Каневский: Мне нравится, что вы говорите «милиция», а не «полиция». Это правильно.

Минаев: Вы у меня не ассоциируетесь с господином полицейским. Вы товарищ милиционер.

Каневский: Это правда.

Минаев: А вас поздравляют с Днём милиции?

Каневский: Обязательно. Шлют смс-ки и звонят друзья, из разных городов Советского Союза звонки идут. И я поздравляю всех моих знакомых милиционеров.

Минаев: Ведь День милиции в советские времена был самый шикарный телевизионный концерт. Вы же принимали участие. Вас приглашали?

Каневский: Конечно. И вели несколько раз концерты.

Минаев: А если какой-то номер, скажем так. Чтобы вы делали?

Каневский: Мы играли сцены из наших знатоков с моим другом Гришей Лямпе. Мы несколько лет играли сцену из одной из наших серий. Вернее, мы скомпоновали несколько сцен. Гриша играл отрицательного персонажа.
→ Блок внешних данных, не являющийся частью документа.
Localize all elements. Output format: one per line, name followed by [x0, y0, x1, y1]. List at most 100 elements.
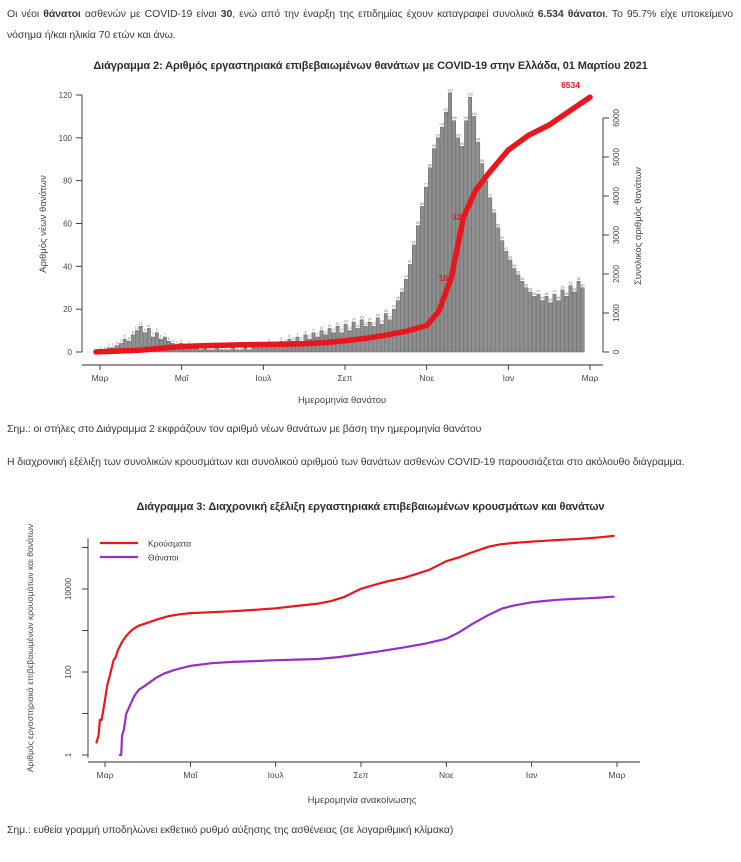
bar: [488, 197, 493, 353]
svg-text:59: 59: [416, 221, 420, 225]
svg-text:4: 4: [268, 339, 270, 343]
bar: [243, 347, 248, 353]
svg-text:12: 12: [336, 322, 340, 326]
bar: [520, 281, 525, 353]
svg-text:Σεπ: Σεπ: [338, 373, 353, 383]
bar: [223, 349, 228, 353]
intro-bold-segment: 6.534 θάνατοι: [537, 8, 606, 20]
svg-text:7: 7: [296, 333, 298, 337]
svg-text:50: 50: [412, 240, 416, 244]
bar: [399, 291, 404, 353]
svg-text:12: 12: [364, 322, 368, 326]
bar: [516, 274, 521, 353]
svg-text:Ιουλ: Ιουλ: [268, 770, 285, 780]
intro-segment: , ενώ από την έναρξη της επιδημίας έχουν…: [232, 8, 538, 20]
bar: [403, 278, 408, 353]
svg-text:4: 4: [120, 339, 122, 343]
svg-text:96: 96: [460, 142, 464, 146]
bar: [420, 206, 424, 353]
svg-text:100: 100: [455, 133, 461, 137]
bar: [231, 347, 236, 353]
intro-segment: ασθενών με COVID-19 είναι: [80, 8, 221, 20]
svg-text:33: 33: [520, 277, 524, 281]
svg-text:11: 11: [147, 324, 151, 328]
chart3-title: Διάγραμμα 3: Διαχρονική εξέλιξη εργαστηρ…: [136, 501, 605, 513]
bar: [235, 349, 240, 353]
svg-text:5: 5: [128, 337, 130, 341]
svg-text:1: 1: [104, 345, 106, 349]
bar: [247, 349, 252, 353]
svg-text:5: 5: [292, 337, 294, 341]
svg-text:26: 26: [565, 292, 569, 296]
svg-text:52: 52: [500, 236, 504, 240]
svg-text:4: 4: [172, 339, 174, 343]
bar: [476, 141, 481, 353]
svg-text:26: 26: [544, 292, 548, 296]
svg-text:7: 7: [317, 333, 319, 337]
svg-text:16: 16: [376, 313, 380, 317]
chart2-note: Σημ.: οι στήλες στο Διάγραμμα 2 εκφράζου…: [7, 423, 482, 435]
bar: [436, 137, 440, 353]
bar: [536, 293, 541, 353]
bar: [424, 186, 428, 353]
svg-text:Μαρ: Μαρ: [92, 373, 109, 383]
svg-text:47: 47: [504, 247, 508, 251]
svg-text:8: 8: [304, 330, 306, 334]
svg-text:110: 110: [471, 112, 477, 116]
svg-text:58: 58: [496, 223, 500, 227]
svg-text:Νοε: Νοε: [439, 770, 454, 780]
svg-text:10: 10: [348, 326, 352, 330]
svg-text:33: 33: [577, 277, 581, 281]
svg-text:Μαΐ: Μαΐ: [183, 770, 198, 780]
bar: [484, 180, 489, 353]
svg-text:24: 24: [540, 296, 544, 300]
svg-text:88: 88: [480, 159, 484, 163]
svg-text:23: 23: [548, 298, 552, 302]
bar: [544, 296, 549, 353]
svg-text:28: 28: [573, 288, 577, 292]
svg-text:80: 80: [63, 177, 72, 186]
svg-text:9: 9: [312, 328, 314, 332]
bar: [251, 347, 256, 353]
bar: [219, 349, 224, 353]
svg-text:8: 8: [132, 330, 134, 334]
cumulative-annotation: 6534: [561, 80, 580, 90]
svg-text:24: 24: [556, 296, 560, 300]
bar: [468, 96, 473, 353]
chart3-axes: 1 100 10000 Αριθμός εργαστηριακά επιβεβαιωμ…: [25, 524, 640, 806]
svg-text:15: 15: [360, 315, 364, 319]
svg-text:34: 34: [404, 275, 408, 279]
bar: [444, 111, 448, 353]
svg-text:9: 9: [144, 328, 146, 332]
series-line-cases: [95, 534, 615, 744]
bar: [480, 163, 485, 353]
bar: [207, 349, 211, 353]
svg-text:119: 119: [467, 93, 473, 97]
svg-text:0: 0: [68, 348, 73, 357]
svg-text:108: 108: [463, 116, 469, 120]
svg-text:Σεπ: Σεπ: [354, 770, 369, 780]
bar: [428, 167, 432, 353]
chart2-annotations: 16 32 6534: [439, 80, 581, 283]
svg-text:3: 3: [116, 341, 118, 345]
bar: [552, 293, 557, 353]
svg-text:6: 6: [288, 335, 290, 339]
svg-text:5: 5: [168, 337, 170, 341]
svg-text:86: 86: [428, 163, 432, 167]
chart2-title: Διάγραμμα 2: Αριθμός εργαστηριακά επιβεβ…: [93, 60, 648, 72]
bar: [150, 336, 155, 353]
svg-text:30: 30: [524, 283, 528, 287]
svg-text:Ιουλ: Ιουλ: [255, 373, 272, 383]
svg-text:40: 40: [63, 262, 72, 271]
svg-text:3: 3: [188, 341, 190, 345]
chart3-legend: Κρούσματα Θάνατοι: [100, 539, 191, 563]
bar: [239, 349, 244, 353]
svg-text:4: 4: [180, 339, 182, 343]
svg-text:27: 27: [536, 290, 540, 294]
svg-text:5: 5: [300, 337, 302, 341]
bar: [199, 349, 203, 353]
svg-text:95: 95: [432, 144, 436, 148]
intro-segment: Οι νέοι: [7, 8, 44, 20]
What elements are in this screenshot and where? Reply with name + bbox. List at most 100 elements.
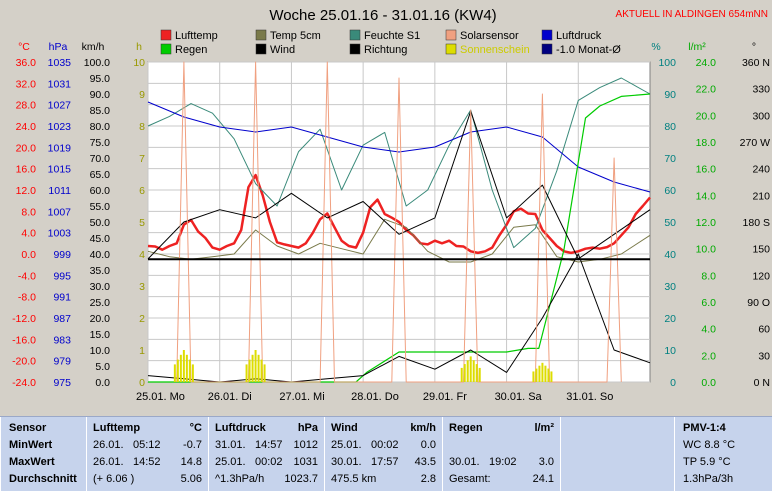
humidity-tick-label: 0 (670, 377, 676, 389)
rain-tick-label: 18.0 (696, 137, 717, 149)
wind-tick-label: 70.0 (90, 153, 111, 165)
wind-tick-label: 30.0 (90, 281, 111, 293)
pressure-tick-label: 991 (53, 292, 71, 304)
temp-tick-label: -12.0 (12, 313, 36, 325)
pressure-tick-label: 1035 (48, 57, 72, 69)
temp-tick-label: -24.0 (12, 377, 36, 389)
x-tick-label: 26.01. Di (208, 391, 252, 403)
humidity-axis-unit: % (651, 41, 660, 53)
dir-tick-label: 60 (758, 324, 770, 336)
dir-tick-label: 300 (752, 110, 770, 122)
sunshine-bar (550, 371, 553, 382)
wind-tick-label: 40.0 (90, 249, 111, 261)
sunshine-bar (547, 368, 550, 382)
sunshine-bar (541, 362, 544, 382)
rain-tick-label: 20.0 (696, 110, 717, 122)
legend-label: Regen (175, 44, 207, 56)
sunshine-bar (538, 365, 541, 382)
luftdruck-trend: ^1.3hPa/h (215, 473, 265, 485)
legend-label: -1.0 Monat-Ø (556, 44, 621, 56)
temp-tick-label: 36.0 (16, 57, 37, 69)
legend-swatch (160, 43, 172, 55)
stats-lufttemp-column: Lufttemp °C 26.01. 05:12 -0.7 26.01. 14:52 14… (86, 417, 208, 491)
dir-tick-label: 240 (752, 164, 770, 176)
sunshine-bar (469, 356, 472, 382)
stats-wind-unit: km/h (410, 422, 436, 434)
legend-swatch (349, 43, 361, 55)
wind-tick-label: 100.0 (84, 57, 110, 69)
pressure-tick-label: 995 (53, 270, 71, 282)
dir-tick-label: 30 (758, 350, 770, 362)
wind-max-time: 17:57 (371, 456, 399, 468)
luftdruck-max-date: 25.01. (215, 456, 246, 468)
stats-luftdruck-unit: hPa (297, 422, 318, 434)
x-tick-label: 29.01. Fr (423, 391, 467, 403)
x-tick-label: 25.01. Mo (136, 391, 185, 403)
sunshine-bar (544, 365, 547, 382)
sunshine-bar (257, 354, 260, 382)
stats-luftdruck-column: Luftdruck hPa 31.01. 14:57 1012 25.01. 00:02… (208, 417, 324, 491)
wind-tick-label: 50.0 (90, 217, 111, 229)
pressure-axis-unit: hPa (49, 41, 68, 53)
lufttemp-max-time: 14:52 (133, 456, 161, 468)
series-richtung (147, 110, 651, 260)
sunshine-bar (182, 350, 185, 382)
humidity-tick-label: 40 (664, 249, 676, 261)
series-wind (147, 253, 651, 383)
temp-tick-label: 16.0 (16, 164, 37, 176)
wind-tick-label: 10.0 (90, 345, 111, 357)
legend-swatch (255, 29, 267, 41)
legend-swatch (160, 29, 172, 41)
rain-tick-label: 6.0 (701, 297, 716, 309)
pressure-tick-label: 999 (53, 249, 71, 261)
sun-tick-label: 7 (139, 153, 145, 165)
rain-tick-label: 8.0 (701, 270, 716, 282)
luftdruck-min-time: 14:57 (255, 439, 283, 451)
wind-avg-value: 2.8 (420, 473, 436, 485)
temp-tick-label: 0.0 (21, 249, 36, 261)
sunshine-bar (248, 359, 251, 382)
regen-max-date: 30.01. (449, 456, 480, 468)
dir-tick-label: 150 (752, 244, 770, 256)
pressure-tick-label: 983 (53, 334, 71, 346)
stats-regen-unit: l/m² (534, 422, 554, 434)
sunshine-bar (173, 364, 176, 382)
stats-luftdruck-title: Luftdruck (215, 422, 266, 434)
series-regen (148, 93, 651, 383)
legend-swatch (255, 43, 267, 55)
regen-total-label: Gesamt: (449, 473, 491, 485)
sunshine-bar (263, 364, 266, 382)
sunshine-bar (532, 371, 535, 382)
legend-label: Sonnenschein (460, 44, 530, 56)
sunshine-bar (245, 364, 248, 382)
pressure-tick-label: 1023 (48, 121, 72, 133)
legend-swatch (541, 29, 553, 41)
stats-row-max: MaxWert (9, 456, 55, 468)
dir-tick-label: 330 (752, 84, 770, 96)
pressure-tick-label: 987 (53, 313, 71, 325)
legend-label: Solarsensor (460, 30, 519, 42)
stats-row-avg: Durchschnitt (9, 473, 77, 485)
sun-tick-label: 5 (139, 217, 145, 229)
sunshine-bar (463, 364, 466, 382)
wind-tick-label: 5.0 (95, 361, 110, 373)
wind-tick-label: 65.0 (90, 169, 111, 181)
sun-tick-label: 8 (139, 121, 145, 133)
temp-tick-label: -8.0 (18, 292, 36, 304)
wind-axis-unit: km/h (82, 41, 105, 53)
dir-axis-unit: ° (752, 41, 756, 53)
rain-tick-label: 0.0 (701, 377, 716, 389)
wind-tick-label: 45.0 (90, 233, 111, 245)
temp-tick-label: -20.0 (12, 356, 36, 368)
legend-swatch (445, 29, 457, 41)
x-tick-label: 31.01. So (566, 391, 613, 403)
sunshine-bar (251, 354, 254, 382)
sunshine-bar (185, 354, 188, 382)
humidity-tick-label: 50 (664, 217, 676, 229)
sun-tick-label: 0 (139, 377, 145, 389)
legend-label: Richtung (364, 44, 407, 56)
stats-lufttemp-title: Lufttemp (93, 422, 141, 434)
sun-tick-label: 6 (139, 185, 145, 197)
series-luftdruck (147, 101, 651, 193)
sun-tick-label: 4 (139, 249, 145, 261)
Мы вели допрос, беседовали. Это была довольно симпатичная сцена, которую мы показывали на этих вот творческих вечерах. И в концертах, посвященных Дню милиции.

Минаев: Это получается мини-спектакль такой. У нас есть масса слушателей, которые желают с вами пообщаться. Вы народу отказывать не будете?

Каневский: Не-не-не. Может, мы даже с ними знакомы.

Минаев: Вполне возможно. Давайте, мы вам подберём лучшего представителя. На самом деле, до нас дозвонился Геннадий из города Краснодар. Геннадий, доброе утро.

Геннадий: Доброе утро, Александр Семёнович!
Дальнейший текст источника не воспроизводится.